I'm pretty sure if a pitcher could be responsible for 35 wins in a year that he would be more valuable than Votto. To make the playoffs the rest of the team would need to win just 43% of their games, a feat that the Cubs and Royals accomplished.

wlf WV
10-06-2011, 01:50 PM
It's not the value,it's the risk of the asset involved.Pitchers are a lot more risky investment,therefore should be valued as such.

I don't think WAR tells the whole story.

RedsManRick
10-06-2011, 01:57 PM
It's not the value,it's the risk of the asset involved.Pitchers are a lot more risky investment,therefore should be valued as such.

I don't think WAR tells the whole story.

That's an argument that makes more sense than the contributions one. Of course, some would say that Felix is pretty much as close to certainty as you can possibly get when it comes to SP. If there's ever a SP you'd want to trade for, wouldn't it be a young, durable, extremely talented one?

bucksfan2
10-06-2011, 02:21 PM
You do realize that when he's on the field, he's not involved in most of the plays -- or only involved in so far as he caught a throw? And at the plate, he's only involved once every few innings?

Yes, he's involved in more games. But he has a much, much less influence on the games he's involved in. What a given position players does in a given game has a relatively small influence on W-L. What a SP pitcher does in a given game has a huge influence on W-L. You can't keep ignoring this fact.

Im not ignoring the fact. I understand this argument I just don't agree with it. I also firmly realize that a team is based upon the 25 men on the roster on a given night. Personally I tend to place more value upon every day position players than I do pitchers. I place more value in 4 out of every 5 games than 1 out of every 5. And I understand the different impact players and pitchers have on those games. A great position player may be able to make an impact at the plate every 2-3 innings, but that is every 2-3 innings of every game. A great pitcher has his chance to make an impact 9 innings every week.

wlf WV
10-06-2011, 02:47 PM
That's an argument that makes more sense than the contributions one. Of course, some would say that Felix is pretty much as close to certainty as you can possibly get when it comes to SP. If there's ever a SP you'd want to trade for, wouldn't it be a young, durable, extremely talented one?
Can't argue there.It's a shame we can't have Votto + a TOR.

That's why I don't like the financial structure of MLB. As pointed out before, one of the reasons why NFL is so popular.

osuceltic
10-06-2011, 02:48 PM
It's not the value,it's the risk of the asset involved.Pitchers are a lot more risky investment,therefore should be valued as such.
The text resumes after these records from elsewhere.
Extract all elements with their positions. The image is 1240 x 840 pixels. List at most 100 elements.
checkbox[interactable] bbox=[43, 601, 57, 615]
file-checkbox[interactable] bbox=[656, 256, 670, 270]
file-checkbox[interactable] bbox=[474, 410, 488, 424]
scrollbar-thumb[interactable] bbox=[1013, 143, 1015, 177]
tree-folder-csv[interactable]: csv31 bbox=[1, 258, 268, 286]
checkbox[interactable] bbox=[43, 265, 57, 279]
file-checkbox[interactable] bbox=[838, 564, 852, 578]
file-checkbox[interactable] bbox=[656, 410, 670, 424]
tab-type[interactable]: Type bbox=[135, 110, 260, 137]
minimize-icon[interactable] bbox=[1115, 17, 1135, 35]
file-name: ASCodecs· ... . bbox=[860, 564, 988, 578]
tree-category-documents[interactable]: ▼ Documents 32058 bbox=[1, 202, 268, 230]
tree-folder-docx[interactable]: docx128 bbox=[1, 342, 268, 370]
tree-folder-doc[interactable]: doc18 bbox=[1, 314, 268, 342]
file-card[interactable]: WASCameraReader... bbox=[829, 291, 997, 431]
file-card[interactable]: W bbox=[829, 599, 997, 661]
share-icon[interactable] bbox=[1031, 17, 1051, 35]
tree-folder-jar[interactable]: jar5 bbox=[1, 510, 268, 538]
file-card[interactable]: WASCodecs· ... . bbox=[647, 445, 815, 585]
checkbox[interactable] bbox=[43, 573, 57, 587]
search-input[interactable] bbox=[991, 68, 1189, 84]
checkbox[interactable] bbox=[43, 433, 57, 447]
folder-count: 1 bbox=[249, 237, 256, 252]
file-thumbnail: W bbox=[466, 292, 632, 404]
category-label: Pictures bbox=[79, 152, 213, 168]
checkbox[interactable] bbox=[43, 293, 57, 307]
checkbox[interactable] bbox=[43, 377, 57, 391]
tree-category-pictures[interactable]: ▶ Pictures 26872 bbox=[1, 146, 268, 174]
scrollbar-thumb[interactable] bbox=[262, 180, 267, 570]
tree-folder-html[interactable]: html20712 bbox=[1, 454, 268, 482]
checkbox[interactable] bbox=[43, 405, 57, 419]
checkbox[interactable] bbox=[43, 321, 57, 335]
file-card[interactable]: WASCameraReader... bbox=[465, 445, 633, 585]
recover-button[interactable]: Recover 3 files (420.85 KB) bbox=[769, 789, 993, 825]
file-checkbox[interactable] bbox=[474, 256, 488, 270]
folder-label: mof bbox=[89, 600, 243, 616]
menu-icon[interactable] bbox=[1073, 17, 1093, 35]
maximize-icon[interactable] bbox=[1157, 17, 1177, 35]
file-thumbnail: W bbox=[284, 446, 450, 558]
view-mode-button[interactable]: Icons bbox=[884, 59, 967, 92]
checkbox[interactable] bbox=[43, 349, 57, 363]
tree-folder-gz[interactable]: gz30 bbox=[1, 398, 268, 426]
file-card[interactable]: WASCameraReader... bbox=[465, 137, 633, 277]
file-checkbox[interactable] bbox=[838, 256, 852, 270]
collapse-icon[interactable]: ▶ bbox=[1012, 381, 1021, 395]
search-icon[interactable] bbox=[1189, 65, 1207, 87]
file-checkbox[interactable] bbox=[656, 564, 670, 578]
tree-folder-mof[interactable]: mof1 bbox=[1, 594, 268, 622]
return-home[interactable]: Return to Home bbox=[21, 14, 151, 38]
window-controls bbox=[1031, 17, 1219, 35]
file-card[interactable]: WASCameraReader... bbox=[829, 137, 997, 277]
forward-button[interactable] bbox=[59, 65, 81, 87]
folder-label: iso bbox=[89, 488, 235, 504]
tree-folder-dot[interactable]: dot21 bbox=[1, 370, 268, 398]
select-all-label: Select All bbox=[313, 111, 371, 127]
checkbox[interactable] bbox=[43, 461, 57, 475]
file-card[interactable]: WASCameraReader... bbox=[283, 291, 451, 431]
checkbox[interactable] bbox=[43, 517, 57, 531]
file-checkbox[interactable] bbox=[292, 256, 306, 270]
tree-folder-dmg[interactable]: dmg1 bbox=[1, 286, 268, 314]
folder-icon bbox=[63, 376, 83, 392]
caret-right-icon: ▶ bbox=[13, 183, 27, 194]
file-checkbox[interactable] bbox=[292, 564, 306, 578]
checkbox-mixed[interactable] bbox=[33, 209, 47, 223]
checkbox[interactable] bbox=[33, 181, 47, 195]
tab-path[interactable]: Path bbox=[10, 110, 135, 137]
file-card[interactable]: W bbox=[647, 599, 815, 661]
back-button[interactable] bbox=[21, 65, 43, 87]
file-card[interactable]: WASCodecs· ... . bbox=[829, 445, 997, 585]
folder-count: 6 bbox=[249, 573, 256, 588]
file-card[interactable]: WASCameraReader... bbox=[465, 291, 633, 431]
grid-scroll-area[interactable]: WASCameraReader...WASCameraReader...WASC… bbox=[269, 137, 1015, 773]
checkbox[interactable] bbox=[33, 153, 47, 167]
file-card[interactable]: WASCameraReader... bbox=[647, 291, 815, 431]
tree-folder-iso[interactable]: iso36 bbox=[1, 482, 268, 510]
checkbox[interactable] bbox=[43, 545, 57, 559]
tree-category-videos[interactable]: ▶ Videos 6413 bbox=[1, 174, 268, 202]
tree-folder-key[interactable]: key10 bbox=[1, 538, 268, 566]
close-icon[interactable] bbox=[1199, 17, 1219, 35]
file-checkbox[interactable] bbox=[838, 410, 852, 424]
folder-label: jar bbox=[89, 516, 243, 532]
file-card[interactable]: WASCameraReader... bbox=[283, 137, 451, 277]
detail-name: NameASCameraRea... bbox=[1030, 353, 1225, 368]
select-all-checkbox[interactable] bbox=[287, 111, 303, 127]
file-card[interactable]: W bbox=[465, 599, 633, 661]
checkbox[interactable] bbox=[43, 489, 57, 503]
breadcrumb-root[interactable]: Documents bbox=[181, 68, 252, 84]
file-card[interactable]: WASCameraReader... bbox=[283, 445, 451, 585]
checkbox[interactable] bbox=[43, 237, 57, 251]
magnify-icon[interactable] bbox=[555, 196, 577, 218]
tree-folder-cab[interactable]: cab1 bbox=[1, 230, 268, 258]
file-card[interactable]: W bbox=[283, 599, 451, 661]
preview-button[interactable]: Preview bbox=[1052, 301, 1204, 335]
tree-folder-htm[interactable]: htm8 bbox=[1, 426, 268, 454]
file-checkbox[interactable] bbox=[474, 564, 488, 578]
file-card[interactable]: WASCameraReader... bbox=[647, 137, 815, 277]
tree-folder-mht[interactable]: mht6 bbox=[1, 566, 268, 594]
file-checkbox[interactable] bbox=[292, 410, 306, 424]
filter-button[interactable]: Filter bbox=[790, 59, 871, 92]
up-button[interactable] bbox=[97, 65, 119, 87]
I don't think WAR tells the whole story.

That's why the Reds should have given whatever it took and opened the checkbook wide for Cliff Lee. Sure things like that -- right down to the low likelihood of injury -- just don't come around often and they're almost never available. That one still bugs me.

RedsManRick
10-06-2011, 03:31 PM
Im not ignoring the fact. I understand this argument I just don't agree with it. I also firmly realize that a team is based upon the 25 men on the roster on a given night. Personally I tend to place more value upon every day position players than I do pitchers. I place more value in 4 out of every 5 games than 1 out of every 5. And I understand the different impact players and pitchers have on those games. A great position player may be able to make an impact at the plate every 2-3 innings, but that is every 2-3 innings of every game. A great pitcher has his chance to make an impact 9 innings every week.

But that's 1 PA in each of those innings while the SP impacts 3 or 4.